FILE - This Feb. 4, 2014 photo shows a missing person poster of Maura Murray that hangs in the lobby of the police station in Haverhill, N.H. Authorities are in an area of the northern New Hampshire town on Wednesday, April 3, 2019, related to an ongoing investigation into her disappearance in 2004. (AP Photo/Jim Cole, File)

HAVERHILL, N.H. — The state of New Hampshire denied an application to put a historical marker alongside a Haverhill highway where a 21-year-old nursing student was last seen following a 2004 car crash.

The decision regarding the marker for Maura Murray came on Friday, a week after a “blue ribbon” tree at the spot used as a memorial to her had been cut down by the property owner, the Caledonian-Record reported.

“There is no doubt that this decision was difficult to make based on the subject matter and loss your family has endured over the last 17 years,” the letter from Benjamin Wilson, director of the New Hampshire Division of Historical Resources, said to Julie Murray, Maura’s sister.

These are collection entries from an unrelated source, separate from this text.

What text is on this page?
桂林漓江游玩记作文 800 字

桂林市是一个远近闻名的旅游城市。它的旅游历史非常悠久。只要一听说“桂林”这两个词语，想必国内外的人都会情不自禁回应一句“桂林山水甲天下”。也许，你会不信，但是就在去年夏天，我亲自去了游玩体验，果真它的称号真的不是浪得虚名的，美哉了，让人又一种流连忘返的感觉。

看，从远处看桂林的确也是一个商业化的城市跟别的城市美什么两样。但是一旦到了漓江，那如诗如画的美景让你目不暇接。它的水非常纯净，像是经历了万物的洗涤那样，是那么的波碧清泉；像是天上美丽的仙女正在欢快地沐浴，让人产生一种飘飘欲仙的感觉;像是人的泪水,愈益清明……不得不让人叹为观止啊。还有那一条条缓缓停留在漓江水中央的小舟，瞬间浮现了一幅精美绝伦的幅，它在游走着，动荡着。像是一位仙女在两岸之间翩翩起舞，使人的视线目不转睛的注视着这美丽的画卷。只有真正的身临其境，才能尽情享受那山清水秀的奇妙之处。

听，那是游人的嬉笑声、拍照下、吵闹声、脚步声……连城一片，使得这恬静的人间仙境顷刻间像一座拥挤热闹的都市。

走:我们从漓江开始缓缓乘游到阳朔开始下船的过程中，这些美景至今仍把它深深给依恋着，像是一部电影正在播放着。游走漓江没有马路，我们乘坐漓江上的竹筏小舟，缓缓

Wilson said under the program, the subject matter being defined by a marker must be at least 50 years old. Also, the state Department of Transportation “has indicated that they would not support locating a marker at or near the proposed location based on the road shape and lack of road width or shoulder,” Wilson wrote.

He added that the communities of Haverhill and Woodsville “have clearly expressed a desire to not have a historic highway marker located in town or at the proposed location. Having broad community support may be the most important aspect of the highway marker program.” Wilson wrote.

Julie Murray, Maura’s sister, asked Wilson to reconsider, saying a review of markers approved by the historical division shows a number of them have been installed within 50 years and there is no 50-year requirement listed on the division’s website or in New Hampshire law.

She also said the Transportation Department didn’t propose an alternative location and noted that the memorial has the support of 780 New Hampshire petitioners, plus others who sent emails and made phone calls.

The University of Massachusetts-Amherst nursing student was last seen on Route 112, which leads to the White Mountain National Forest, on February 9, 2004. She had crashed her car into a snowbank.

She is classified as a missing person, and the case remains open and active.